Accepter l'intuition avant la méthode
Apprendre en tâtonnant. C’est précisément LA méthode d’apprentissage de la jeune génération. Avec Internet, c’est en construisant leur propre logique ou en demandant à d’autres internautes plus expérimentés qu’ils apprennent. Et cette forme d’apprentissage génère une sorte de bug avec les générations d’avant qui faisaient exclusivement appel à une hiérarchie stricte. Même le milieu professionnel en est victime.
Cyril Dhenin, directeur du pôle éditorial chez Brainsonic, agence spécialisée en expertises éditoriales sur le web, en convient. Il observe que la majeure partie des clients de l’agence est plus âgée que l’équipe chargée d’organiser la web-communication de leurs entreprises. S’ils ressentent la nécessité d’être présents sur la toile et les réseaux sociaux, ils n’en ont pas la clé d’entrée. « Le vrai fossé, explique t-il, se situe au niveau de la méthodologie et les modalités de collaboration. Les responsables de communication et de marketing sont le plus souvent formés au print et à l’événementiel. Ils ont la culture de démarches bien structurées avec des validations très balisées. Ce sont des process qui semblent incompatibles avec une génération pour laquelle la chaîne de validation est un contresens ».
Pas le même rapport au temps
« Du reste, ajoute-t-il, si certaines de nos recommandations mettent trois mois à être acceptées, bien souvent elles ne sont plus valables et il faut tout recommencer. Or, bien des clients, notamment dans l’administration ou la banque, voudraient être rassurés d’emblée, avoir une visibilité à trois ou quatre semaines et procéder comme si on allait leur présenter un « chemin-de-fer » comme celui qui programme les pages d’un journal. Il nous faut donc souvent établir ou rétablir le lien entre, d’une part, des clients qui ont une réelle maturité et une bonne intuition par rapport à leur marque et, de l’autre, la forte réactivité de nos collaborateurs. Trouver le bon modus operandi entre eux n’est pas toujours simple ; ils n’ont pas le même rapport au temps. Ça ne va jamais assez vite pour les uns et toujours trop vite pour les autres ». Le client, s’il reste source d’autorité, devra donc apprendre à faire confiance à des experts parfois plus jeunes que lui pour des actions que lui-même ne maîtrise pas.
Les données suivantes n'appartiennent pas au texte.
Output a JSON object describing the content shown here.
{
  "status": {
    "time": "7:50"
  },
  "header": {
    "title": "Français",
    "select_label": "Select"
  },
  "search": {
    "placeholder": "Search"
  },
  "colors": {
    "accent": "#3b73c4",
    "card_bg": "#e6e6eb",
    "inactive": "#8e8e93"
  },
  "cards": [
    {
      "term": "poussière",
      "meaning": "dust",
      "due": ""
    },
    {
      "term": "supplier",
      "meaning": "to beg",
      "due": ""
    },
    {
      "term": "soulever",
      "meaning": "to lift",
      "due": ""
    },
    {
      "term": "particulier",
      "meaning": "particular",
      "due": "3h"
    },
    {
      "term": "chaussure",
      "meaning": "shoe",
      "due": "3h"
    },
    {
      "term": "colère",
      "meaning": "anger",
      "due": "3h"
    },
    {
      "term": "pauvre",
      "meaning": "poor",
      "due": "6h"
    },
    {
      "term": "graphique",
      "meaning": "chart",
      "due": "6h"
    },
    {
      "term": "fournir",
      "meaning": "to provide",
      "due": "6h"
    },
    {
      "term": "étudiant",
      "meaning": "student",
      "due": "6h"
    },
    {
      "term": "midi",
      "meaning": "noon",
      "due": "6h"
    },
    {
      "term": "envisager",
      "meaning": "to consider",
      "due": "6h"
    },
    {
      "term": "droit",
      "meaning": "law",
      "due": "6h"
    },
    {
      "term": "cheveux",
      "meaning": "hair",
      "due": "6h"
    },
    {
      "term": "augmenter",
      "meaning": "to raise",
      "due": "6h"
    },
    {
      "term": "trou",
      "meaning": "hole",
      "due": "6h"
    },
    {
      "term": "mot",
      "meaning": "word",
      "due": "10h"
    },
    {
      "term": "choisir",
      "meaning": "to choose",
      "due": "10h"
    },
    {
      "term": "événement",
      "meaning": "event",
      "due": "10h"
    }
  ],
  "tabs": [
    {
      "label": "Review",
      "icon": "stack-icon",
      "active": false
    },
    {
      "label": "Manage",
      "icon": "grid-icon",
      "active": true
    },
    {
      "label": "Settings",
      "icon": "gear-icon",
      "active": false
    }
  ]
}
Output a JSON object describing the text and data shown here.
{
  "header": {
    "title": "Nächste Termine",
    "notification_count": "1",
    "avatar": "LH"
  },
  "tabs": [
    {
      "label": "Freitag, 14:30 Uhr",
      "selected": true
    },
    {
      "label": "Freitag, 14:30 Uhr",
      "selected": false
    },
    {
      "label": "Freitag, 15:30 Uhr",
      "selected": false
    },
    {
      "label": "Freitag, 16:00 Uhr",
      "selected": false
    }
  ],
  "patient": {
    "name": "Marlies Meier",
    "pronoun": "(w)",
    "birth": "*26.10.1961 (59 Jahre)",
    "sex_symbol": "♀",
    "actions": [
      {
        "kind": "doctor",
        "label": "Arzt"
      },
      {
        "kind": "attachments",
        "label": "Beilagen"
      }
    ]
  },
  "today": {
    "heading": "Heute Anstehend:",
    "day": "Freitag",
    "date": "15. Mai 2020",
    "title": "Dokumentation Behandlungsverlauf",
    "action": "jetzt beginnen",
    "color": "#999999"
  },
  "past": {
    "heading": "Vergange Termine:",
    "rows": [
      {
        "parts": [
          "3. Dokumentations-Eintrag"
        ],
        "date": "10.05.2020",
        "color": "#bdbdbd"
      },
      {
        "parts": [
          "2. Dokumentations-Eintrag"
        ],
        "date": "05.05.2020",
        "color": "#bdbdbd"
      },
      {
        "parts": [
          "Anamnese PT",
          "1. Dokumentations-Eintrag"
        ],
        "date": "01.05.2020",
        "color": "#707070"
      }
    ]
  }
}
À bien y réfléchir, de nombreuses difficultés sociales et civiques que nous connaissons découlent de la manière dont nous avons divisé la société en fonction de l’âge. Internet est à certains égards un moyen de rassembler les générations. Et cette fois, il se pourrait bien que les « anciens » aient à gagner à être « enseignés » par les plus jeunes aux savoir-faire sociaux et techniques qu’ils maîtrisent.
Les nouveaux savoirs se développent hors de nos normes et de nos pratiques, comme l’explique la sociologue Mizuko Ito qui a dirigé une étude sur la manière dont les jeunes acquièrent des connaissances. Il en ressort qu’ils sont nombreux à privilégier la pratique avant ou même en lieu et place de la théorie. Le comprendre et l’accepter, c’est à la fois apprendre toute une nouvelle culture devenue dominante, en tirer profit et retrouver un langage commun pour mieux se comprendre.